前の記事でも書いたように、生産にはヒト、モノ、設備が必要だ。基幹産業であれば、人はある程度確保されていたろう。しかしモノは原料、エネルギーをふくめ皆無に等しかった。そこで問題はヒトとモノさえ確保できれは生産再開が可能だったかということになる。

それが上記の空襲被害率だ。本格的に空襲が始まった昭和20年初頭から7ヶ月の間にどれだけの設備がやられたかという表である。

火発は3割がやられた。石油精製能力は6割が失われた。どういうわけか肥料工場が徹底してやっつけられている。

これに対して製鉄工場の被害はゼロということになっている。水力発電もゼロだ。その他はアルミ、工作機械、自動車、セメントが20%台とやられている。

これは日本側の資料だが、毎日新聞によると終戦直後に「アメリカ合衆国戦略爆撃調査団」という調査グループがきて、空爆の効果を調べているそうだ(未見)。

空襲効果
これだけで云々するのもなんだが、意外と設備は残っていることが分かる。逆に言えば日本は原料・エネルギー不足で操業停止に追い込まれたことになる。
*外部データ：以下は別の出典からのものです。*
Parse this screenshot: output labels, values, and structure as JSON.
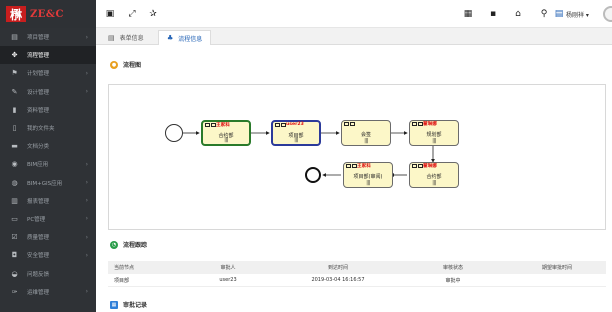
{
  "app": {
    "logo_mark": "㮊",
    "logo_text": "ZE&C",
    "user_name": "杨刚祥 ▾"
  },
  "topbar_icons": [
    "menu-toggle-icon",
    "expand-icon",
    "pin-icon",
    "calendar-icon",
    "grid-icon",
    "home-icon",
    "search-icon",
    "contacts-icon"
  ],
  "sidebar": {
    "items": [
      {
        "label": "项目管理",
        "icon": "document-icon",
        "has_children": true,
        "active": false
      },
      {
        "label": "流程管理",
        "icon": "flow-icon",
        "has_children": false,
        "active": true
      },
      {
        "label": "计划管理",
        "icon": "flag-icon",
        "has_children": true,
        "active": false
      },
      {
        "label": "设计管理",
        "icon": "pencil-icon",
        "has_children": true,
        "active": false
      },
      {
        "label": "资料管理",
        "icon": "file-icon",
        "has_children": false,
        "active": false
      },
      {
        "label": "我的文件夹",
        "icon": "folder-file-icon",
        "has_children": false,
        "active": false
      },
      {
        "label": "文档分类",
        "icon": "folder-icon",
        "has_children": false,
        "active": false
      },
      {
        "label": "BIM应用",
        "icon": "cube-icon",
        "has_children": true,
        "active": false
      },
      {
        "label": "BIM+GIS应用",
        "icon": "globe-icon",
        "has_children": true,
        "active": false
      },
      {
        "label": "报表管理",
        "icon": "report-icon",
        "has_children": true,
        "active": false
      },
      {
        "label": "PC管理",
        "icon": "pc-icon",
        "has_children": true,
        "active": false
      },
      {
        "label": "质量管理",
        "icon": "check-icon",
        "has_children": true,
        "active": false
      },
      {
        "label": "安全管理",
        "icon": "shield-icon",
        "has_children": true,
        "active": false
      },
      {
        "label": "问题反馈",
        "icon": "chat-icon",
        "has_children": false,
        "active": false
      },
      {
        "label": "运维管理",
        "icon": "wrench-icon",
        "has_children": true,
        "active": false
      }
    ]
  },
  "tabs": [
    {
      "label": "表单信息",
      "icon": "form-icon",
      "active": false
    },
    {
      "label": "流程信息",
      "icon": "sitemap-icon",
      "active": true
    }
  ],
  "flow_section": {
    "title": "流程图"
  },
  "flow_nodes": [
    {
      "who": "王家科",
      "label": "合约部",
      "bars": "|||"
    },
    {
      "who": "user23",
      "label": "项目部",
      "bars": "|||"
    },
    {
      "who": "",
      "label": "会签",
      "bars": "|||"
    },
    {
      "who": "翟琳娜",
      "label": "规划部",
      "bars": "|||"
    },
    {
      "who": "翟琳娜",
      "label": "合约部",
      "bars": "|||"
    },
    {
      "who": "王家科",
      "label": "项目部(审阅)",
      "bars": "|||"
    }
  ],
  "progress_section": {
    "title": "流程跟踪"
  },
  "progress_table": {
    "headers": [
      "当前节点",
      "审批人",
      "到达时间",
      "审核状态",
      "期望审批时间"
    ],
    "rows": [
      [
        "项目部",
        "user23",
        "2019-03-04 16:16:57",
        "审批中",
        ""
      ]
    ]
  },
  "records_section": {
    "title": "审批记录"
  },
  "colors": {
    "sidebar_bg": "#2f3236",
    "accent_blue": "#1e5fb4",
    "node_fill": "#fcf7c8",
    "node_current": "#2b3a9a",
    "node_done": "#2a7a2a",
    "flow_title_icon": "#e8a020",
    "progress_icon": "#2a9d4a",
    "records_icon": "#2f7fd8"
  }
}
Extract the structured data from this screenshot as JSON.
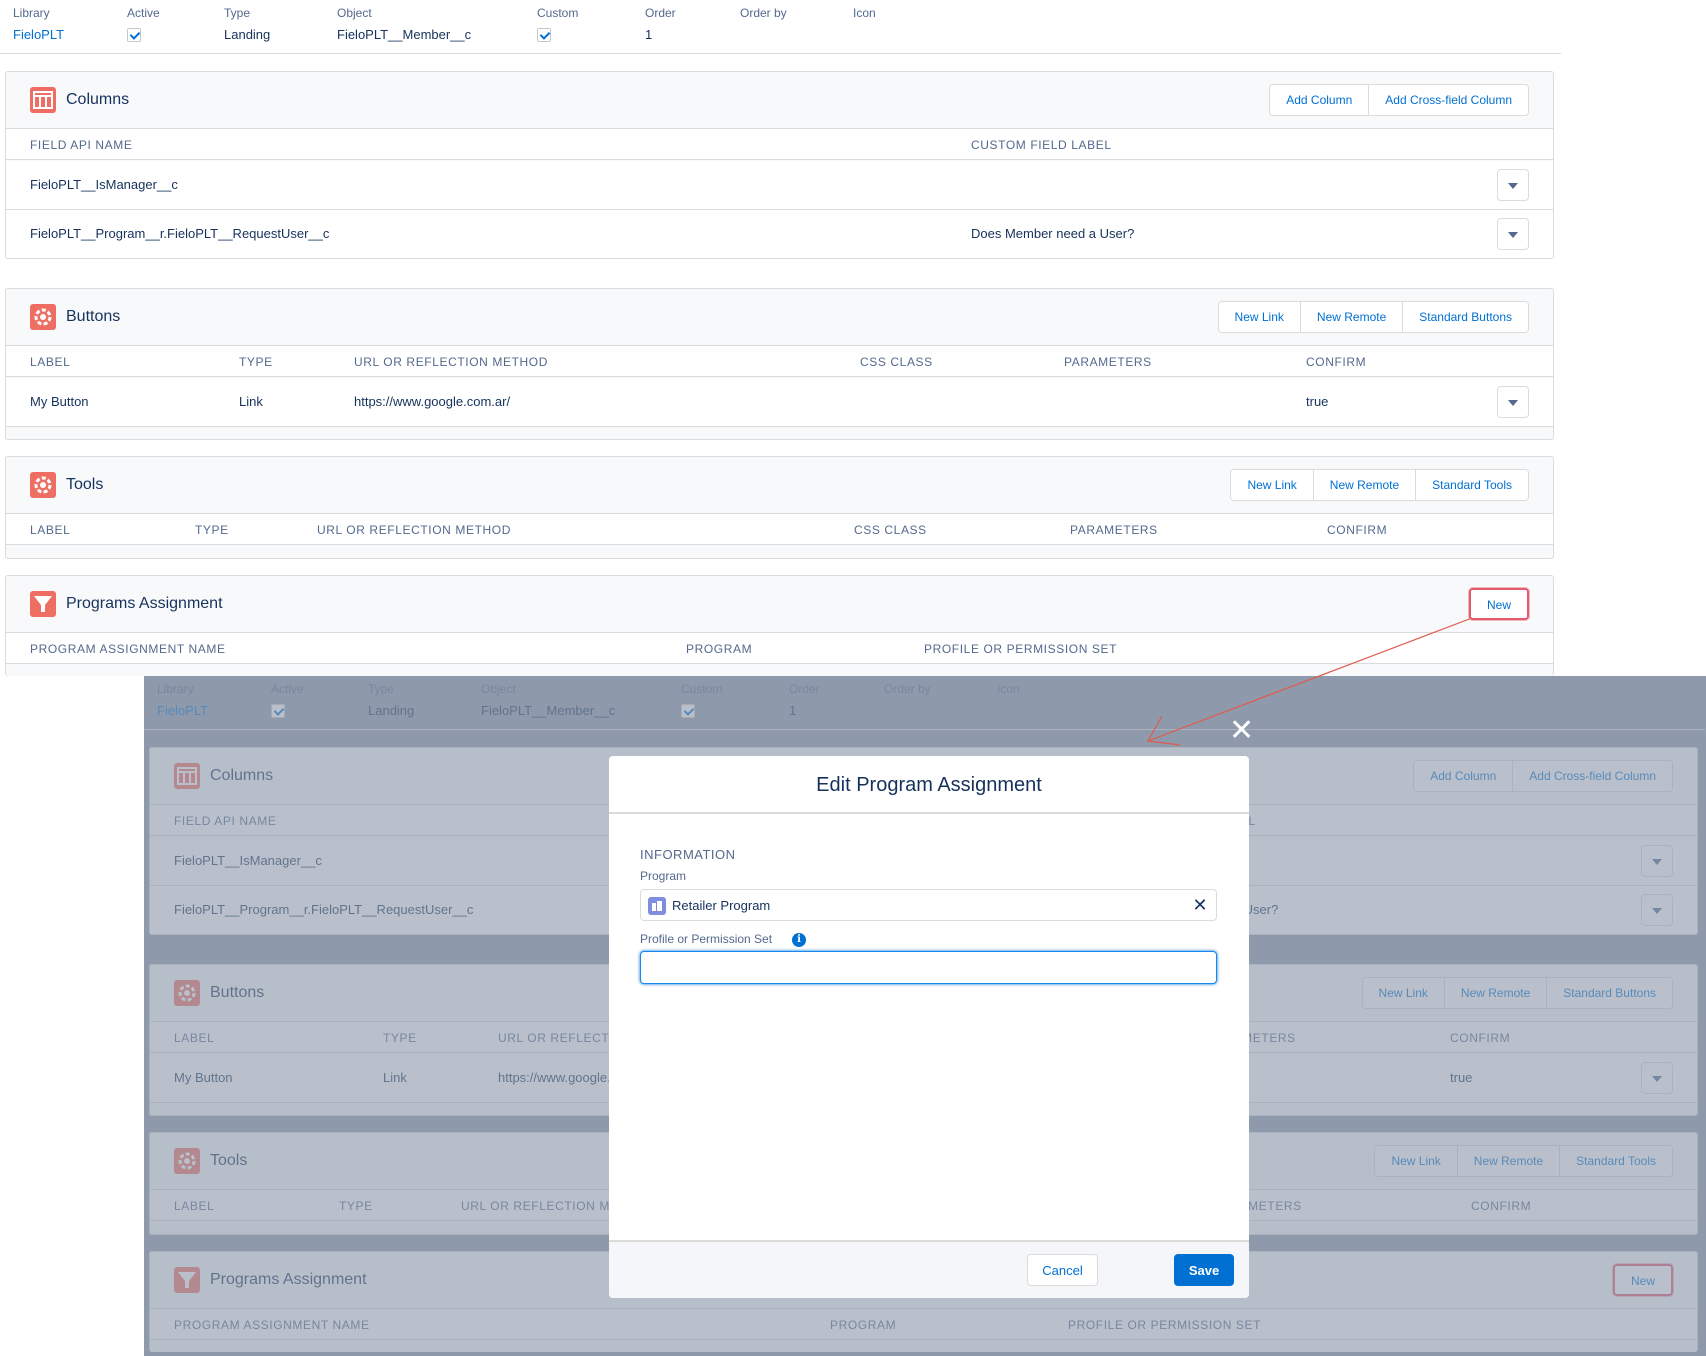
{
  "header": {
    "library": {
      "label": "Library",
      "value": "FieloPLT"
    },
    "active": {
      "label": "Active"
    },
    "type": {
      "label": "Type",
      "value": "Landing"
    },
    "object": {
      "label": "Object",
      "value": "FieloPLT__Member__c"
    },
    "custom": {
      "label": "Custom"
    },
    "order": {
      "label": "Order",
      "value": "1"
    },
    "order_by": {
      "label": "Order by"
    },
    "icon": {
      "label": "Icon"
    }
  },
  "columns_card": {
    "title": "Columns",
    "icon": "table-icon",
    "buttons": [
      "Add Column",
      "Add Cross-field Column"
    ],
    "headers": [
      "FIELD API NAME",
      "CUSTOM FIELD LABEL"
    ],
    "rows": [
      [
        "FieloPLT__IsManager__c",
        ""
      ],
      [
        "FieloPLT__Program__r.FieloPLT__RequestUser__c",
        "Does Member need a User?"
      ]
    ]
  },
  "buttons_card": {
    "title": "Buttons",
    "icon": "gear-icon",
    "buttons": [
      "New Link",
      "New Remote",
      "Standard Buttons"
    ],
    "headers": [
      "LABEL",
      "TYPE",
      "URL OR REFLECTION METHOD",
      "CSS CLASS",
      "PARAMETERS",
      "CONFIRM"
    ],
    "rows": [
      [
        "My Button",
        "Link",
        "https://www.google.com.ar/",
        "",
        "",
        "true"
      ]
    ]
  },
  "tools_card": {
    "title": "Tools",
    "icon": "gear-icon",
    "buttons": [
      "New Link",
      "New Remote",
      "Standard Tools"
    ],
    "headers": [
      "LABEL",
      "TYPE",
      "URL OR REFLECTION METHOD",
      "CSS CLASS",
      "PARAMETERS",
      "CONFIRM"
    ]
  },
  "programs_card": {
    "title": "Programs Assignment",
    "icon": "funnel-icon",
    "buttons": [
      "New"
    ],
    "headers": [
      "PROGRAM ASSIGNMENT NAME",
      "PROGRAM",
      "PROFILE OR PERMISSION SET"
    ]
  },
  "modal": {
    "title": "Edit Program Assignment",
    "close_glyph": "✕",
    "section": "INFORMATION",
    "program_label": "Program",
    "program_value": "Retailer Program",
    "remove_glyph": "✕",
    "profile_label": "Profile or Permission Set",
    "info_glyph": "i",
    "profile_value": "",
    "cancel": "Cancel",
    "save": "Save"
  },
  "colors": {
    "accent": "#0070d2",
    "icon_bg": "#ef6e64",
    "highlight": "#e35a6c",
    "backdrop": "#8e9aab"
  }
}
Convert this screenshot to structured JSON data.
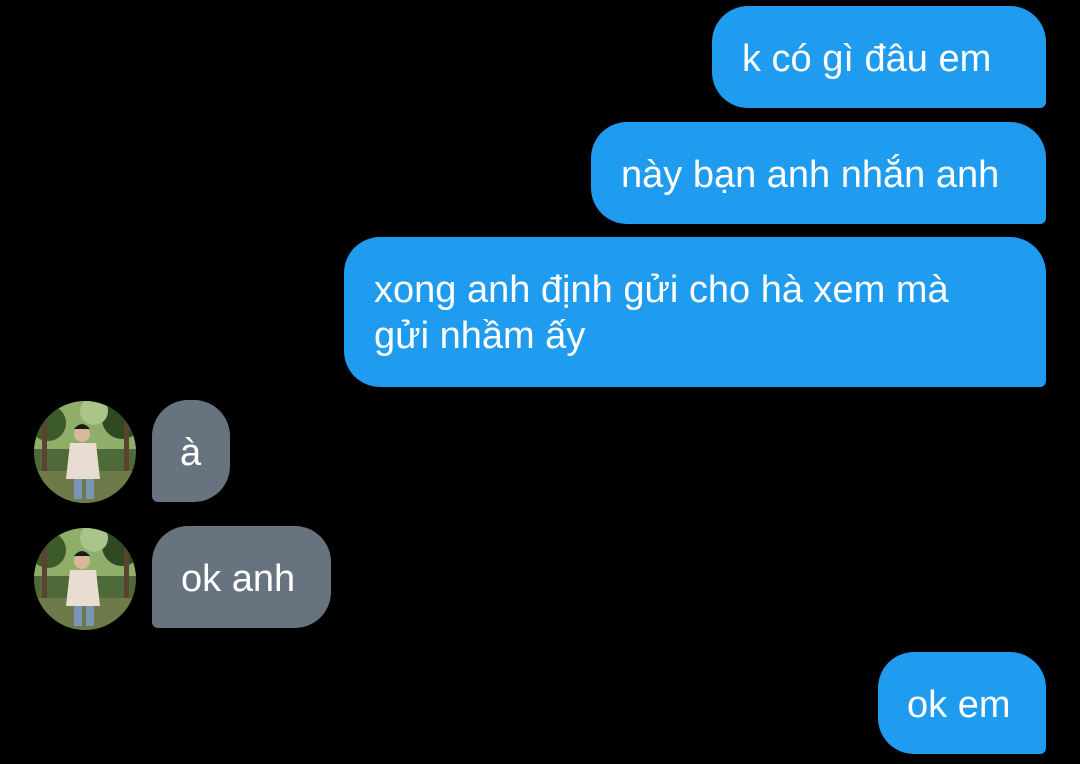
{
  "messages": [
    {
      "direction": "outgoing",
      "text": "k có gì đâu em"
    },
    {
      "direction": "outgoing",
      "text": "này bạn anh nhắn anh"
    },
    {
      "direction": "outgoing",
      "text": "xong anh định gửi cho hà xem mà\ngửi nhầm ấy"
    },
    {
      "direction": "incoming",
      "text": "à"
    },
    {
      "direction": "incoming",
      "text": "ok anh"
    },
    {
      "direction": "outgoing",
      "text": "ok em"
    }
  ],
  "colors": {
    "background": "#000000",
    "outgoing_bubble": "#1f9bef",
    "incoming_bubble": "#67747f",
    "text": "#ffffff"
  }
}
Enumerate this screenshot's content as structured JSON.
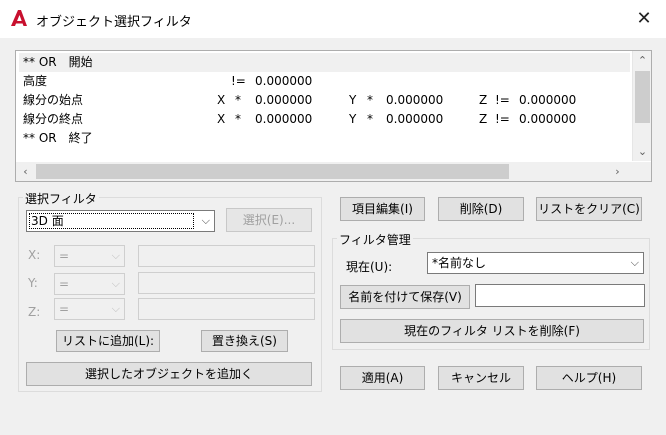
{
  "window": {
    "title": "オブジェクト選択フィルタ",
    "close_label": "✕"
  },
  "filter_list": {
    "rows": [
      {
        "a": "** OR　開始",
        "b": "",
        "c": "",
        "d": "",
        "e": "",
        "f": "",
        "g": "",
        "h": "",
        "i": ""
      },
      {
        "a": "高度",
        "b": "",
        "c": "!=",
        "d": "0.000000",
        "e": "",
        "f": "",
        "g": "",
        "h": "",
        "i": ""
      },
      {
        "a": "線分の始点",
        "b": "X",
        "c": "*",
        "d": "0.000000",
        "e": "Y",
        "f": "*",
        "g": "0.000000",
        "h": "Z",
        "i": "!=",
        "j": "0.000000"
      },
      {
        "a": "線分の終点",
        "b": "X",
        "c": "*",
        "d": "0.000000",
        "e": "Y",
        "f": "*",
        "g": "0.000000",
        "h": "Z",
        "i": "!=",
        "j": "0.000000"
      },
      {
        "a": "** OR　終了",
        "b": "",
        "c": "",
        "d": "",
        "e": "",
        "f": "",
        "g": "",
        "h": "",
        "i": ""
      }
    ]
  },
  "select_filter": {
    "group_label": "選択フィルタ",
    "type_value": "3D 面",
    "select_button": "選択(E)...",
    "x_label": "X:",
    "y_label": "Y:",
    "z_label": "Z:",
    "op_value": "=",
    "add_to_list_button": "リストに追加(L):",
    "replace_button": "置き換え(S)",
    "add_selected_button": "選択したオブジェクトを追加く"
  },
  "edit_buttons": {
    "edit_item": "項目編集(I)",
    "delete": "削除(D)",
    "clear_list": "リストをクリア(C)"
  },
  "filter_management": {
    "group_label": "フィルタ管理",
    "current_label": "現在(U):",
    "current_value": "*名前なし",
    "save_as_button": "名前を付けて保存(V)",
    "save_as_value": "",
    "delete_current_button": "現在のフィルタ リストを削除(F)"
  },
  "footer": {
    "apply": "適用(A)",
    "cancel": "キャンセル",
    "help": "ヘルプ(H)"
  },
  "colors": {
    "app_icon": "#c8102e"
  }
}
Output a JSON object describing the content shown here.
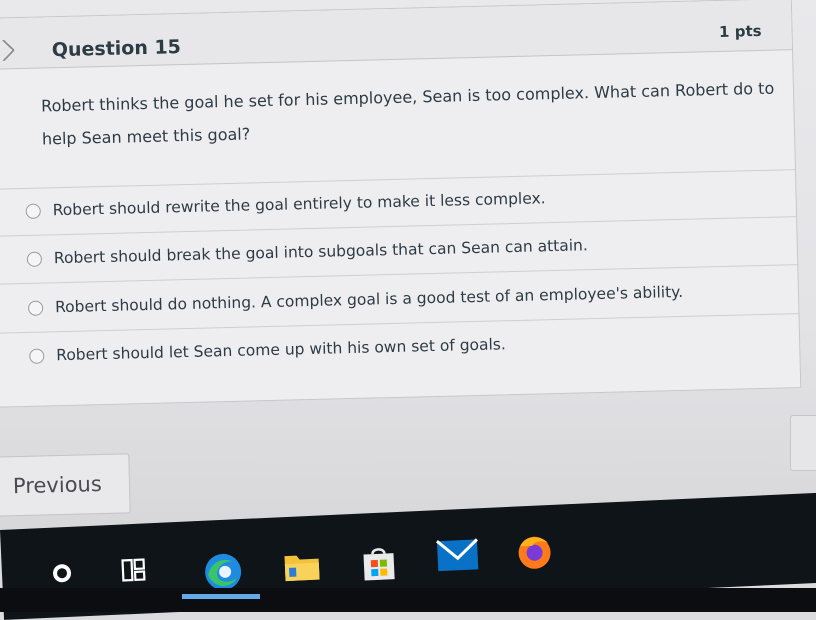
{
  "question": {
    "title": "Question 15",
    "points": "1 pts",
    "text": "Robert thinks the goal he set for his employee, Sean is too complex. What can Robert do to help Sean meet this goal?"
  },
  "answers": [
    {
      "label": "Robert should rewrite the goal entirely to make it less complex.",
      "selected": false
    },
    {
      "label": "Robert should break the goal into subgoals that can Sean can attain.",
      "selected": false
    },
    {
      "label": "Robert should do nothing. A complex goal is a good test of an employee's ability.",
      "selected": false
    },
    {
      "label": "Robert should let Sean come up with his own set of goals.",
      "selected": false
    }
  ],
  "navigation": {
    "previous_label": "Previous"
  },
  "taskbar": {
    "items": [
      {
        "name": "search-icon"
      },
      {
        "name": "task-view-icon"
      },
      {
        "name": "edge-icon"
      },
      {
        "name": "file-explorer-icon"
      },
      {
        "name": "store-icon"
      },
      {
        "name": "mail-icon"
      },
      {
        "name": "firefox-icon"
      }
    ]
  },
  "colors": {
    "text": "#2d3b45",
    "page_bg": "#eeeef0",
    "taskbar": "#0f1418",
    "edge_blue": "#1f8be0",
    "explorer_yellow": "#f3c23a",
    "mail_blue": "#0a72c6",
    "firefox_orange": "#ff7a1a"
  }
}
つまり空爆というのは、産業構造破壊には意外に役に立っていないということだ。むしろ国民に恐怖を与え苦しめるという心理的効果のほうが大きかったのではないか。

しかし、もしそれがわかってやったとすれば、これは非人道的作戦で「人類に対する罪」を構成することになる。

いずれにせよ、日本を敗戦に追い込む上でもっとも効率的だったのは、機雷封鎖と輸送船攻撃による経済封鎖作戦だったことになる。